Aquele da falta de material

Honestamente? O que eu mais queria agora era poder sair pra dançar e ficar louca de bêbada na pista de dança de qualquer boate gay nesse estado maldito que tenha bebida liberada. Mas não bebendo cerveja. Não. Cerveja não desce na minha garganta. Pra mim qualquer coisa é melhor que esse xixi com espuma que dão pra gente beber, até essas caipirinhas vagabundas feitas com kisuco de limão misturado com aquelas cachaças das mais baratas, sabem, daquelas que usam pra fazer oferenda de macumba.

Mas não. Eu tenho que ficar em casa, vendo a vida passar, esperando ficar melhor da saúde. Sentindo dor no corpo, entalado na cama assistindo qualquer merda que esteja passando na televisão ou algum filme/série que eu decida baixar para passar o tempo.

Eu quero sair, ver gente nova, voltar a estudar, saber das fofocas. Preciso das futilidades da vida pra sobreviver e, o mais importante, escrever sobre elas. Porque ficar empacado em casa não está me gerando material nenhum e eu já to de saco cheio.

13 de mai. de 2012

Aquele da tote bag

Um dia desses estava me arrumando pra sair e por uma questão de necessidade resolvi levar uma tote bag comigo porque não estava afim de usar mochila. Tote bag é tipo uma eco bag, não sei realmente o que difere uma da outra, mas enfim. Enfiei tudo o que precisava na maldita tote bag e a joguei no ombro, pronto pra sair. No big deal, afinal, eu canso de ver gente usando a tal bolsa por aí, seja homem ou mulher. Quer dizer, não que aqui no Brasil chova de caras héteros usando eco bags a torto e a direito, mas eu não diria que a imagem de um homem usando uma eco bag na rua faria sangue jorrar dos olhos das pessoas.
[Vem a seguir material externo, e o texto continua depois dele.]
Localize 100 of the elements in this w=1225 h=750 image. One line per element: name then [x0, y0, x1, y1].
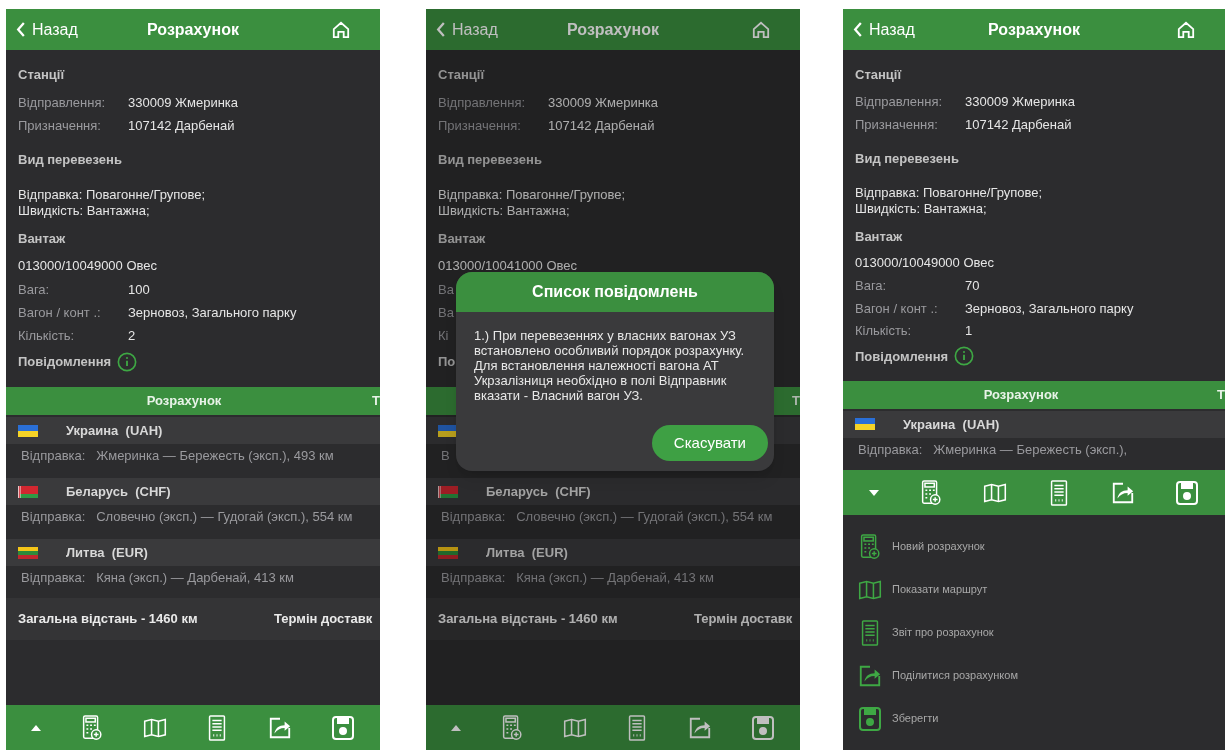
screen-title: Розрахунок [988, 19, 1080, 40]
field-label: Призначення: [438, 116, 522, 135]
country-name: Украина (UAH) [66, 421, 163, 440]
info-icon[interactable] [954, 346, 975, 367]
route-text: Відправка: Словечно (эксп.) — Гудогай (эксп.), 554 км [441, 509, 773, 525]
chevron-left-icon [853, 21, 863, 38]
field-value: 107142 Дарбенай [128, 116, 235, 135]
field-label: Ва [438, 280, 454, 299]
country-name: Украина (UAH) [903, 415, 1000, 434]
info-icon[interactable] [117, 352, 138, 372]
section-heading: Вид перевезень [855, 150, 959, 169]
screen-title: Розрахунок [147, 19, 239, 40]
screen-title: Розрахунок [567, 19, 659, 40]
field-value: 2 [128, 326, 136, 345]
field-label: Кі [438, 326, 449, 345]
field-value: 330009 Жмеринка [128, 93, 239, 112]
country-name: Литва (EUR) [486, 543, 568, 562]
home-icon[interactable] [332, 20, 350, 39]
field-value: 1 [965, 321, 973, 340]
field-label: Відправлення: [855, 92, 944, 111]
section-heading: Вид перевезень [18, 151, 122, 170]
field-label: Кількість: [18, 326, 76, 345]
flag-icon [18, 546, 38, 559]
menu-item[interactable]: Показати маршрут [843, 568, 1225, 611]
home-icon[interactable] [752, 20, 770, 39]
field-label: Відправлення: [18, 93, 107, 112]
country-name: Беларусь (CHF) [486, 482, 591, 501]
menu-item[interactable]: Зберегти [843, 697, 1225, 740]
flag-icon [438, 485, 458, 498]
cancel-button[interactable]: Скасувати [651, 425, 768, 461]
route-text: Відправка: Словечно (эксп.) — Гудогай (эксп.), 554 км [21, 509, 353, 525]
tab[interactable]: Т [1217, 380, 1225, 409]
field-value: Зерновоз, Загального парку [128, 303, 297, 322]
save-icon[interactable] [1175, 479, 1199, 506]
field-label: Вагон / конт .: [855, 299, 939, 318]
menu-item[interactable]: Поділитися розрахунком [843, 654, 1225, 697]
back-button[interactable]: Назад [853, 17, 915, 42]
section-heading: Вантаж [18, 230, 66, 249]
back-button[interactable]: Назад [436, 17, 498, 42]
flag-icon [18, 485, 38, 498]
delivery-term: Термін доставк [694, 610, 793, 629]
calculator-plus-icon[interactable] [919, 479, 943, 506]
tab[interactable]: Розрахунок [6, 387, 362, 415]
flag-icon [18, 424, 38, 437]
calculator-plus-icon[interactable] [500, 714, 524, 741]
chevron-left-icon [436, 21, 446, 38]
total-distance: Загальна відстань - 1460 км [18, 610, 199, 629]
cargo-code: 013000/10049000 Овес [17, 257, 159, 276]
field-value: Зерновоз, Загального парку [965, 299, 1134, 318]
section-heading: Повідомлення [18, 353, 112, 372]
field-label: Призначення: [18, 116, 102, 135]
field-value: 70 [965, 277, 980, 296]
route-text: Відправка: Кяна (эксп.) — Дарбенай, 413 км [441, 570, 714, 586]
delivery-term: Термін доставк [274, 610, 373, 629]
section-heading: Вантаж [855, 228, 903, 247]
field-label: Вага: [855, 277, 888, 296]
tab[interactable]: Т [792, 387, 800, 415]
save-icon[interactable] [330, 714, 355, 741]
calculator-plus-icon [858, 533, 882, 560]
menu-item[interactable]: Новий розрахунок [843, 525, 1225, 568]
section-heading: Станції [438, 66, 485, 85]
section-heading: Повідомлення [855, 347, 949, 366]
total-distance: Загальна відстань - 1460 км [438, 610, 619, 629]
caret-icon[interactable] [31, 724, 42, 731]
tab[interactable]: Розрахунок [843, 380, 1199, 409]
field-label: Призначення: [855, 115, 939, 134]
caret-icon[interactable] [451, 724, 462, 731]
section-heading: По [438, 353, 456, 372]
field-label: Вага: [18, 280, 51, 299]
flag-icon [438, 424, 458, 437]
transport-line: Швидкість: Вантажна; [438, 203, 571, 219]
back-button[interactable]: Назад [16, 17, 78, 42]
field-value: 330009 Жмеринка [965, 92, 1076, 111]
transport-line: Швидкість: Вантажна; [18, 203, 151, 219]
section-heading: Вид перевезень [438, 151, 542, 170]
route-text: Відправка: Жмеринка — Бережесть (эксп.), 493 км [21, 448, 334, 464]
transport-line: Відправка: Повагонне/Групове; [855, 185, 1044, 202]
tab[interactable]: Т [372, 387, 380, 415]
field-label: Ва [438, 303, 454, 322]
transport-line: Відправка: Повагонне/Групове; [18, 187, 207, 203]
field-label: Вагон / конт .: [18, 303, 102, 322]
home-icon[interactable] [1177, 20, 1195, 39]
cargo-code: 013000/10049000 Овес [854, 254, 996, 273]
transport-line: Швидкість: Вантажна; [855, 201, 988, 218]
field-value: 330009 Жмеринка [548, 93, 659, 112]
section-heading: Вантаж [438, 230, 486, 249]
calculator-plus-icon[interactable] [80, 714, 104, 741]
country-name: Беларусь (CHF) [66, 482, 171, 501]
field-value: 107142 Дарбенай [965, 115, 1072, 134]
flag-icon [855, 418, 875, 431]
route-text: Відправка: Кяна (эксп.) — Дарбенай, 413 км [21, 570, 294, 586]
chevron-left-icon [16, 21, 26, 38]
field-label: Відправлення: [438, 93, 527, 112]
save-icon [858, 705, 882, 732]
flag-icon [438, 546, 458, 559]
menu-item[interactable]: Звіт про розрахунок [843, 611, 1225, 654]
dialog-message: 1.) При перевезеннях у власних вагонах УЗ встановлено особливий порядок розрахунку. Для встановлення належності вагона АТ Укрзалізниця необхідно в полі Відправник вказати - Власний вагон УЗ. [473, 327, 746, 403]
caret-icon[interactable] [869, 489, 879, 496]
save-icon[interactable] [750, 714, 775, 741]
field-label: Кількість: [855, 321, 913, 340]
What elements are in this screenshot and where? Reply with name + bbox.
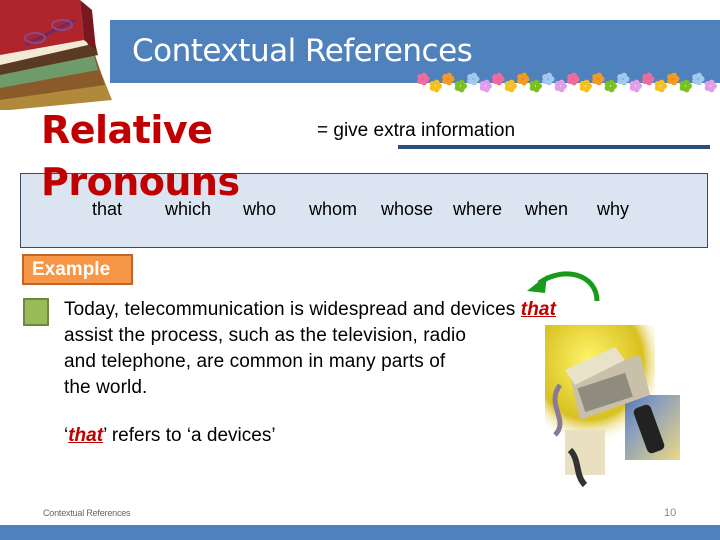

Mesmo assim, como eu deveria saber, meu pai resolveu implicar.

Mamãe e papai estavam na sala assistindo a TV quando eu passei por eles.

"Que bolsa é essa, Alison?", perguntou meu pai, naquele tom irritante que só os pais sabem fazer, de deixar qualquer filho cheio de ódio.

"O que é que tem?", eu respondi.

"Deixa eu ver essa bolsa."

"Ah, pai, por favor, né."

"Você não vai sair com essa bolsa!"

"E quem é que vai me impedir?"

"Homem não é pra ficar andando com essa bolsinha, não! Isso aí é de mulher, você não vê?"

"Não quero saber."

"Alison, você NÃO VAI sair com essa bolsa."

"Ah, não? Me veja saindo com ela, então."

Me virei, e saí.


12 de mai. de 2012

Aquele da tirinha #021

Inspirado por B.
tirinha feita que nem a minha cara, porque já tava mais que na hora de atualizar essa bagaça, e eu estava morrendo de sono


24 de abr. de 2012

Aquele da heterofobia

Esses dias eu fui chamado de heterofóbico. Gente, eu não sou heterofóbico. Não mesmo. Eu não tenho problema algum com a sexualidade das pessoas, eu acho que eu cresci com dificuldade o suficiente naquela prisão que a gente chama de escola para ter alguma atitude desrespeitosa desse naipe, o problema aqui na verdade está num nível muito mais pessoal do que as pessoas pensam de primeira instância, e não irracional.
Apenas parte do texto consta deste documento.